Álvaro Arnedo

Personal information
- Full name: Álvaro Arnedo González
- Date of birth: 9 June 1996 (age 29)
- Place of birth: Logroño, Spain
- Height: 1.78 m (5 ft 10 in)
- Position: Midfielder

Team information
- Current team: Fuenlabrada
- Number: 16

Youth career
- Comillas
- 2013–2015: Comillas

Senior career*
- Years: Team / Apps / (Gls)
- 2015–2016: UD Logroñés B / 23 / (4)
- 2016–2021: UD Logroñés / 34 / (1)
- 2016–2017: → Varea (loan) / 28 / (1)
- 2021: Portugalete / 14 / (1)
- 2021–2022: SD Logroñés / 32 / (0)
- 2022–2023: Linares Deportivo / 19 / (1)
- 2023–2024: Rayo Majadahonda / 29 / (3)
- 2024–2025: San Fernando / 26 / (0)
- 2025–: Fuenlabrada / 22 / (0)

= Álvaro Arnedo =

Spanish footballer

Álvaro Arnedo González (born 9 June 1996) is a Spanish professional footballer who plays as a central midfielder for Segunda Federación club Fuenlabrada.

==Club career==
Arnedo was born in Logroño, La Rioja, and joined UD Logroñés' youth setup in 2013, from Comillas CF. He made his senior debut with the former's B-team during the 2015–16 season, in the regional leagues.
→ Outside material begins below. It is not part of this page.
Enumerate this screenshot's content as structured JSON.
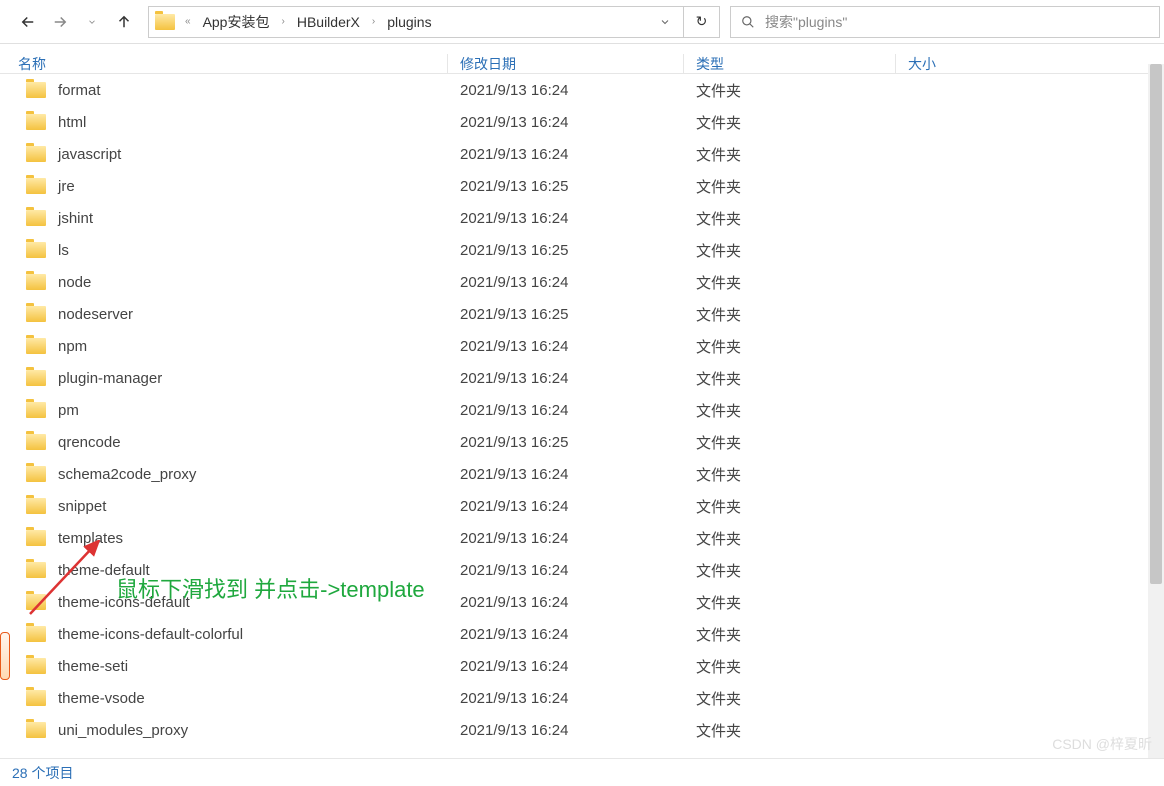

Arnedo made his first team debut on 3 January 2016, playing the last 11 minutes of a 2–0 Segunda División B away win against CD Lealtad. In July 2016, he joined Tercera División side CD Varea on loan for the season.

Upon returning, Arnedo was assigned to the main squad and became a regular starter under Sergio Rodríguez. On 29 March 2018, he suffered a knee injury during a 0–0 draw at Arenas Club de Getxo, only returning to action in September 2020 after three surgeries.

Arnedo made his professional debut on 29 November 2020, starting in a 0–4 Segunda División away loss against RCD Mallorca. The following 1 February, after just two further matches, he terminated his contract and signed for Club Portugalete in the third division the following day.